With competition for available tech talent only likely to increase in the months ahead, firms need to position themselves to act fast to get the pick of what’s available. More than half of senior IT professionals believed lengthy recruitment processes made it difficult to secure the best people before the COVID-19 crisis. In such volatile times when the ability to react to change fast becomes so critical, this becomes a key issue for recruiters to focus on.

This is not just a case of potentially losing out to more agile firms who can offer a candidate a contract in half the time you can. It is about having people in place asap to start making a difference. Ways to speed up recruitment processes include developing a structured talent pipeline to getting the most out of data to identify the most likely candidates, optimising your job advertisements and cutting all the fat you can from your interview and assessment processes.

Keeping all the plates spinning

The combination of needing to hire more people with specific in-demand tech skills and doing so at speed puts a lot of pressure on recruiters. HR departments may well find that they are charged with hiring for two or three times the number of tech positions they are used to in the aftermath of COVID-19, with top-down pressure to make the appointments quickly.

When you are dealing with positions where there is already a squeeze on the supply of available talent, matching the demands of speed and efficiency with quality hires can become a difficult juggling act.

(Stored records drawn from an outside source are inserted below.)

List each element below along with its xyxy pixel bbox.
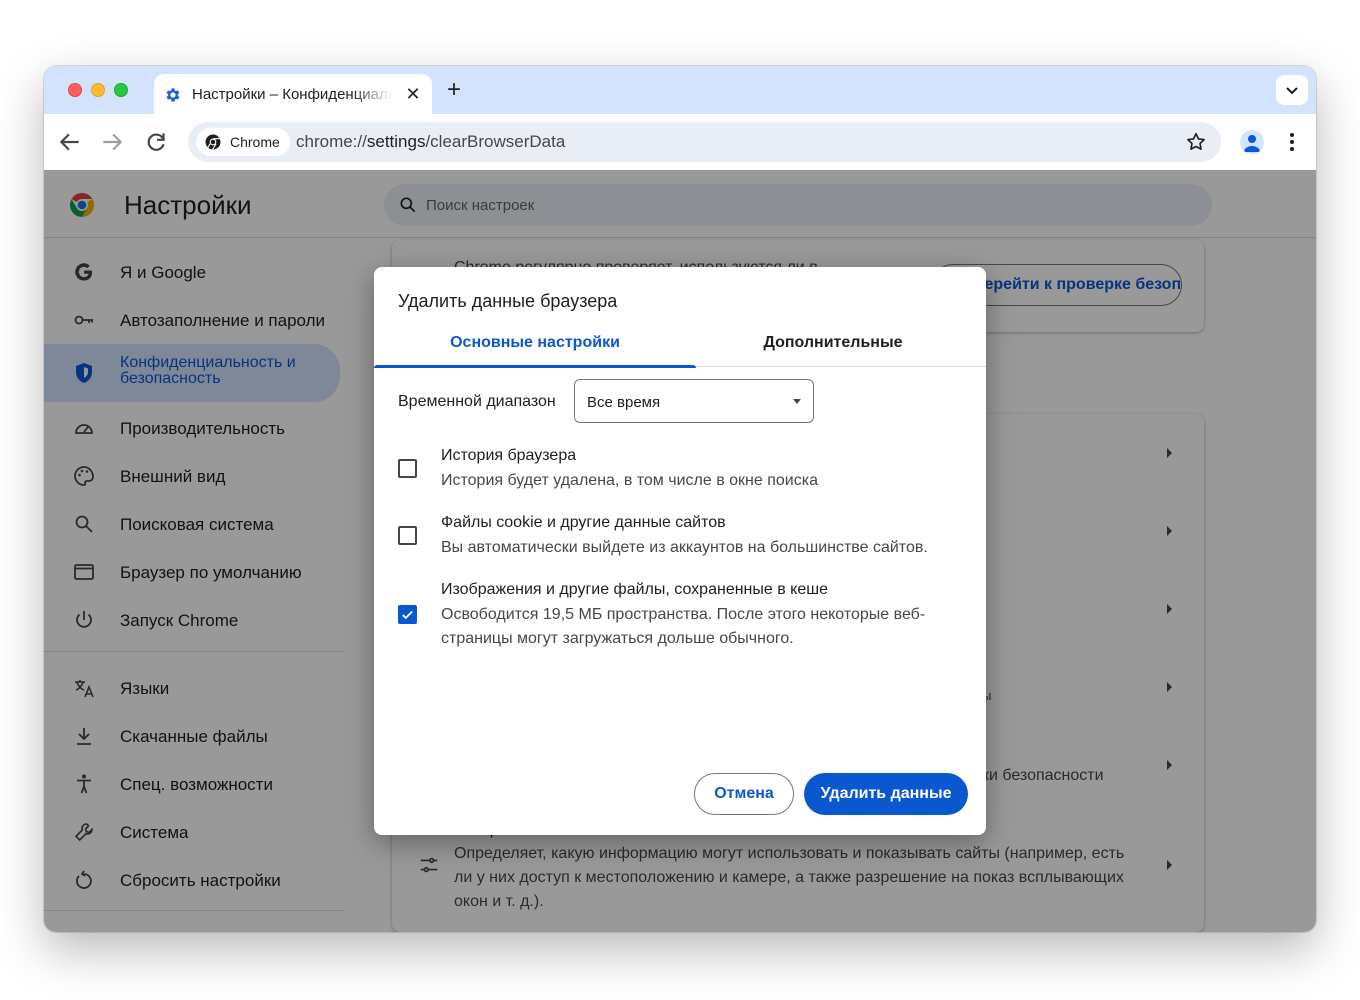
chrome-logo-icon: [205, 134, 221, 150]
close-tab-icon[interactable]: ✕: [404, 85, 422, 103]
cookies-checkbox[interactable]: [398, 526, 417, 545]
dialog-tabs: Основные настройки Дополнительные: [374, 325, 986, 368]
close-window-button[interactable]: [68, 83, 82, 97]
reload-icon[interactable]: [143, 129, 169, 155]
chrome-chip[interactable]: Chrome: [196, 128, 290, 156]
cancel-button[interactable]: Отмена: [694, 773, 794, 815]
bookmark-star-icon[interactable]: [1185, 131, 1207, 153]
url-scheme: chrome://: [296, 132, 367, 151]
option-desc: Вы автоматически выйдете из аккаунтов на…: [441, 539, 928, 556]
minimize-window-button[interactable]: [91, 83, 105, 97]
chip-label: Chrome: [230, 134, 280, 150]
dialog-title: Удалить данные браузера: [398, 291, 618, 311]
tab-basic[interactable]: Основные настройки: [374, 325, 696, 368]
history-checkbox[interactable]: [398, 459, 417, 478]
tab-search-button[interactable]: [1276, 75, 1308, 105]
chevron-down-icon: [1286, 87, 1298, 95]
cache-checkbox[interactable]: [398, 605, 417, 624]
dropdown-caret-icon: [793, 399, 801, 404]
tab-advanced[interactable]: Дополнительные: [680, 325, 986, 367]
url-path: /clearBrowserData: [425, 132, 566, 151]
profile-avatar-icon[interactable]: [1240, 130, 1264, 154]
checkmark-icon: [402, 610, 413, 620]
tab-settings[interactable]: Настройки – Конфиденциальность и безопас…: [154, 74, 432, 114]
settings-page: Настройки Поиск настроек Я и Google Авто…: [44, 170, 1316, 932]
forward-arrow-icon[interactable]: [99, 129, 125, 155]
maximize-window-button[interactable]: [114, 83, 128, 97]
more-menu-icon[interactable]: [1280, 130, 1304, 154]
back-arrow-icon[interactable]: [57, 129, 83, 155]
address-bar[interactable]: Chrome chrome://settings/clearBrowserDat…: [188, 122, 1221, 162]
delete-data-button[interactable]: Удалить данные: [804, 773, 968, 815]
option-title: Изображения и другие файлы, сохраненные …: [441, 581, 828, 598]
toolbar: Chrome chrome://settings/clearBrowserDat…: [44, 114, 1316, 170]
tab-title: Настройки – Конфиденциальность и безопас…: [192, 86, 392, 103]
gear-icon: [166, 88, 180, 102]
option-title: История браузера: [441, 447, 577, 464]
time-range-select[interactable]: Все время: [574, 379, 814, 423]
time-range-value: Все время: [587, 394, 661, 411]
new-tab-button[interactable]: +: [442, 78, 466, 103]
browser-window: Настройки – Конфиденциальность и безопас…: [44, 66, 1316, 932]
url-host: settings: [366, 132, 426, 151]
clear-browsing-data-dialog: Удалить данные браузера Основные настрой…: [374, 267, 986, 835]
tab-strip: Настройки – Конфиденциальность и безопас…: [44, 66, 1316, 114]
time-range-label: Временной диапазон: [398, 393, 556, 410]
option-desc: История будет удалена, в том числе в окн…: [441, 472, 818, 489]
option-title: Файлы cookie и другие данные сайтов: [441, 514, 726, 531]
option-desc: Освободится 19,5 МБ пространства. После …: [441, 606, 926, 647]
url-text[interactable]: chrome://settings/clearBrowserData: [296, 132, 565, 152]
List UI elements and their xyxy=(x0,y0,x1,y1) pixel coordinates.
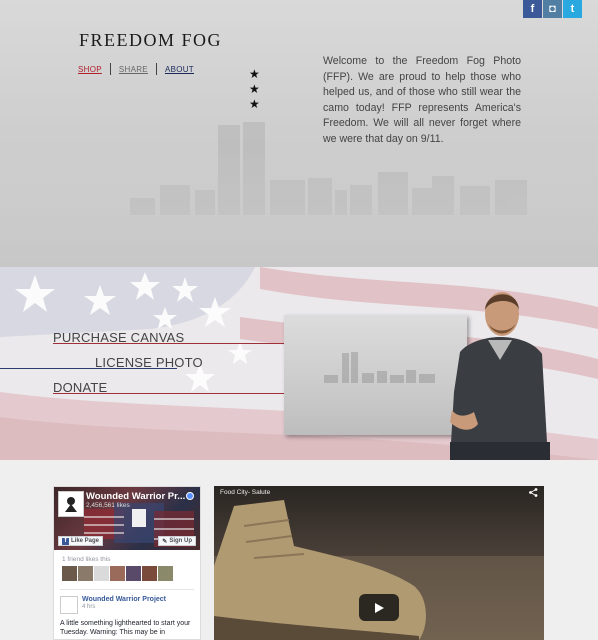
post-text: A little something lighthearted to start… xyxy=(60,620,191,636)
play-icon xyxy=(375,602,384,613)
facebook-icon[interactable]: f xyxy=(523,0,542,18)
facebook-cover-image: Wounded Warrior Pr... 2,456,561 likes f … xyxy=(54,487,200,550)
main-nav: SHOP SHARE ABOUT xyxy=(78,63,194,75)
hero-banner: f ◘ t FREEDOM FOG SHOP SHARE ABOUT ★ ★ ★… xyxy=(0,0,598,267)
avatar[interactable] xyxy=(62,566,77,581)
avatar[interactable] xyxy=(78,566,93,581)
signup-label: Sign Up xyxy=(169,538,192,544)
like-page-label: Like Page xyxy=(71,538,100,544)
facebook-post: Wounded Warrior Project 4 hrs A little s… xyxy=(60,589,194,637)
menu-underline xyxy=(53,343,285,344)
instagram-icon[interactable]: ◘ xyxy=(543,0,562,18)
nav-share-link[interactable]: SHARE xyxy=(119,65,148,74)
star-icon: ★ xyxy=(249,82,260,96)
post-author-avatar[interactable] xyxy=(60,596,78,614)
twitter-icon[interactable]: t xyxy=(563,0,582,18)
avatar[interactable] xyxy=(126,566,141,581)
nav-about-link[interactable]: ABOUT xyxy=(165,65,194,74)
canvas-print-image xyxy=(284,315,467,435)
menu-underline xyxy=(0,368,177,369)
nav-shop-link[interactable]: SHOP xyxy=(78,65,102,74)
play-button[interactable] xyxy=(359,594,399,621)
pencil-icon: ✎ xyxy=(162,538,168,545)
post-timestamp[interactable]: 4 hrs xyxy=(82,604,194,610)
menu-underline xyxy=(53,393,285,394)
post-author-name[interactable]: Wounded Warrior Project xyxy=(82,596,194,603)
nav-separator xyxy=(155,63,157,75)
intro-text: Welcome to the Freedom Fog Photo (FFP). … xyxy=(323,55,521,145)
man-holding-canvas-image xyxy=(450,292,550,460)
share-icon[interactable] xyxy=(529,488,538,499)
canvas-skyline-image xyxy=(324,352,435,383)
friends-like-section: 1 friend likes this xyxy=(54,550,200,581)
nav-separator xyxy=(109,63,111,75)
star-column: ★ ★ ★ xyxy=(249,67,260,111)
avatar[interactable] xyxy=(94,566,109,581)
facebook-like-count: 2,456,561 likes xyxy=(86,502,130,509)
wounded-warrior-logo[interactable] xyxy=(58,491,84,517)
star-icon: ★ xyxy=(249,97,260,111)
facebook-signup-button[interactable]: ✎ Sign Up xyxy=(158,536,196,546)
friend-avatar-row xyxy=(62,566,192,581)
social-links: f ◘ t xyxy=(523,0,582,18)
star-icon: ★ xyxy=(249,67,260,81)
facebook-f-icon: f xyxy=(62,537,69,545)
flag-section: PURCHASE CANVAS LICENSE PHOTO DONATE xyxy=(0,267,598,460)
facebook-page-name[interactable]: Wounded Warrior Pr... xyxy=(86,491,194,502)
video-title[interactable]: Food City- Salute xyxy=(220,489,270,496)
verified-badge-icon xyxy=(186,492,194,500)
action-menu: PURCHASE CANVAS LICENSE PHOTO DONATE xyxy=(0,267,300,460)
video-player[interactable]: Food City- Salute xyxy=(214,486,544,640)
avatar[interactable] xyxy=(158,566,173,581)
avatar[interactable] xyxy=(142,566,157,581)
site-title[interactable]: FREEDOM FOG xyxy=(79,30,222,51)
facebook-like-page-button[interactable]: f Like Page xyxy=(58,536,104,546)
avatar[interactable] xyxy=(110,566,125,581)
facebook-page-widget: Wounded Warrior Pr... 2,456,561 likes f … xyxy=(53,486,201,640)
friends-like-text: 1 friend likes this xyxy=(62,556,111,563)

Streamlining and optimising processes as described above will of course help. Embracing new technology such as AI will help to automate some of the more time and labour-intensive aspects of recruitment, freeing HR personnel up to focus on the critical decision-making aspects.

Easing the burden will also give recruiters more space to be creative and think outside the box about how they can fulfil their company’s requirements within the timeframe required. This might, for example, include looking beyond the typical talent pool. Following all the disruption caused by the pandemic, the labour market is likely to become a much more fluid and crowded place in months to come, as firms restructure and redundancies take their toll. Talent is likely to be available, just not necessarily where you are used to looking for it.